If the DPP primary winner lost to the independent, Koo’s proposal said the party would offer full support to the independent.
The lawyer urged the DPP against defeatism and called on DPP primary hopefuls to “have the courage to throw a fastball to the hitter,” apparently urging DPP aspirants to put up a good fight against Ko.
The proposed mechanism is a feasible option because it could ease the anxiety among DPP supporters without changing the current DPP regulations, Koo said.
Koo’s proposal was a variation of two previous options that the DPP has been mulling.
The “one phase” format would see Ko included with DPP members in the party’s public opinion poll, while the other option would have a DPP-only initial poll, with the winner of that facing Ko in a second poll to determine who would be the party’s candidate.
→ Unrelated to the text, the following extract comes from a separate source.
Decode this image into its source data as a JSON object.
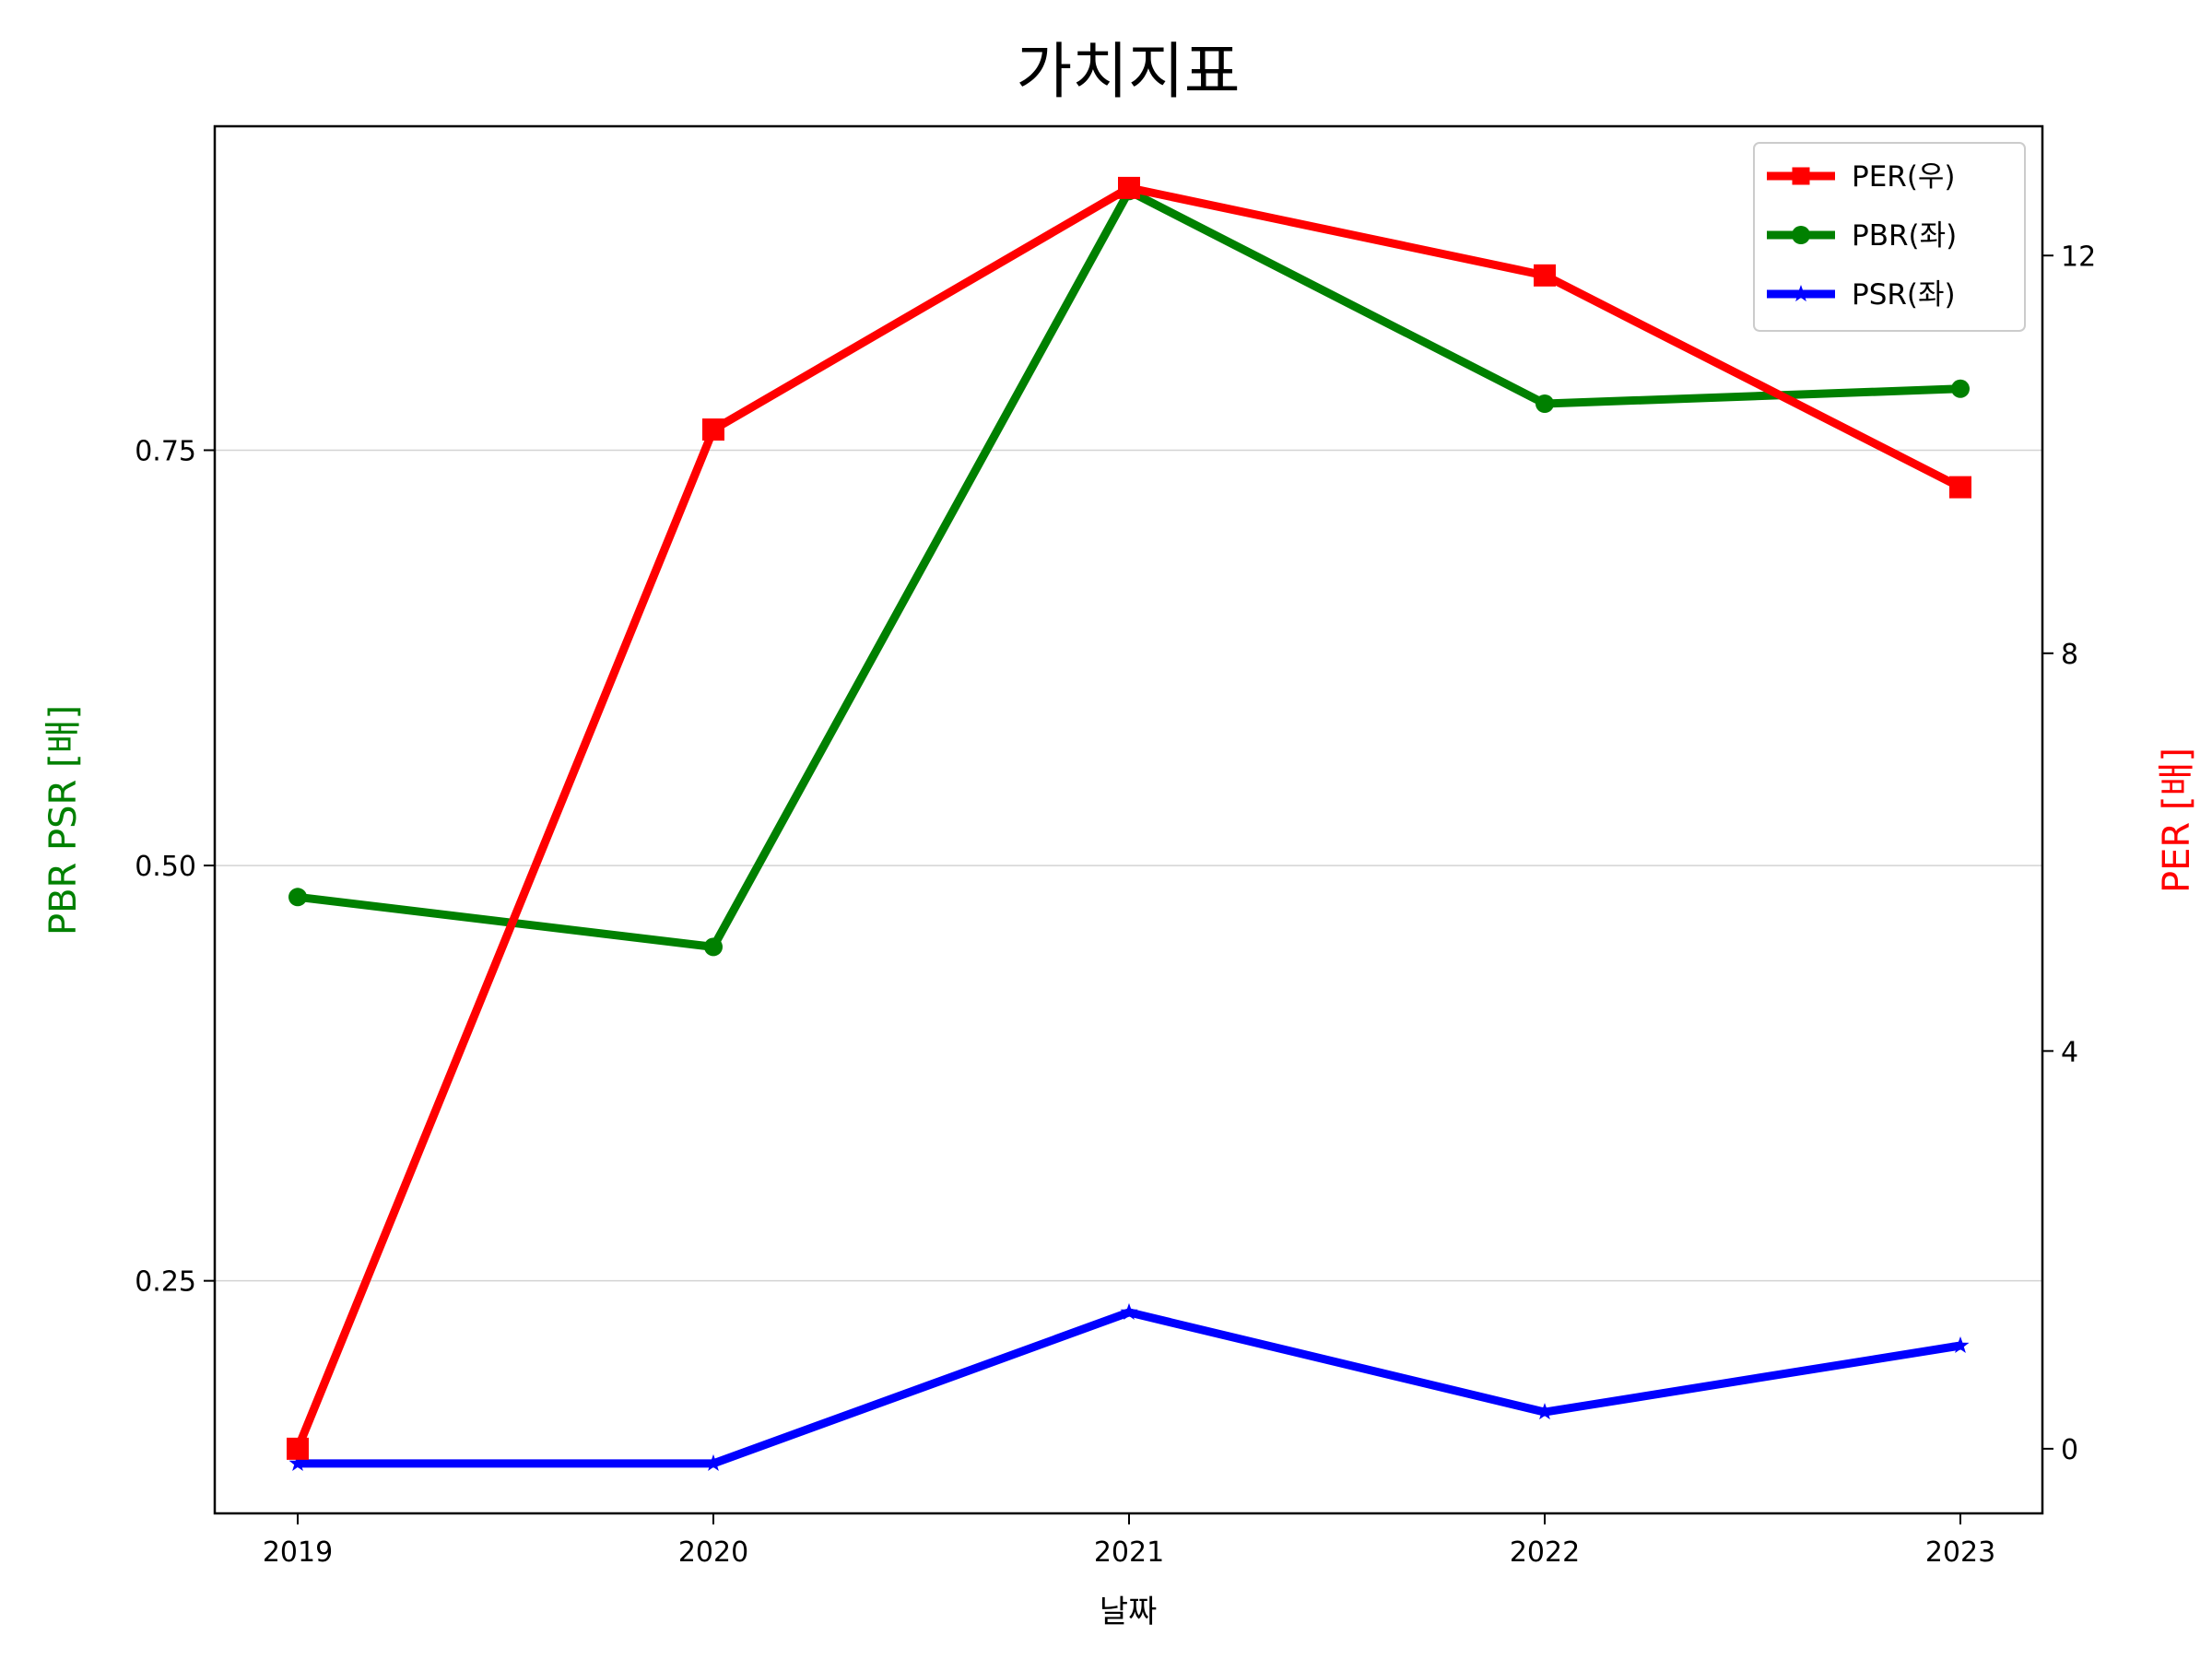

However, former vice president Annette Lu (呂秀蓮), one of the contenders in the primary, appeared to oppose the inclusion of Ko in the primary.
In an open letter to the party’s Central Executive Committee yesterday, Lu urged the party to abide by its regulations as “the rules of the game” should not to be swayed by any one person.
Lu blasted Ko over his recent disparaging comments about the DPP, such as saying: “I am glad I’m not a DPP member.”
She said that his nonpartisan stance was dangerous, because it could turn out to serve the interests of Beijing amid China’s relentless effort of “soft annexation.”
“The DPP should not be a bridesmaid for others’ success,” Lu said.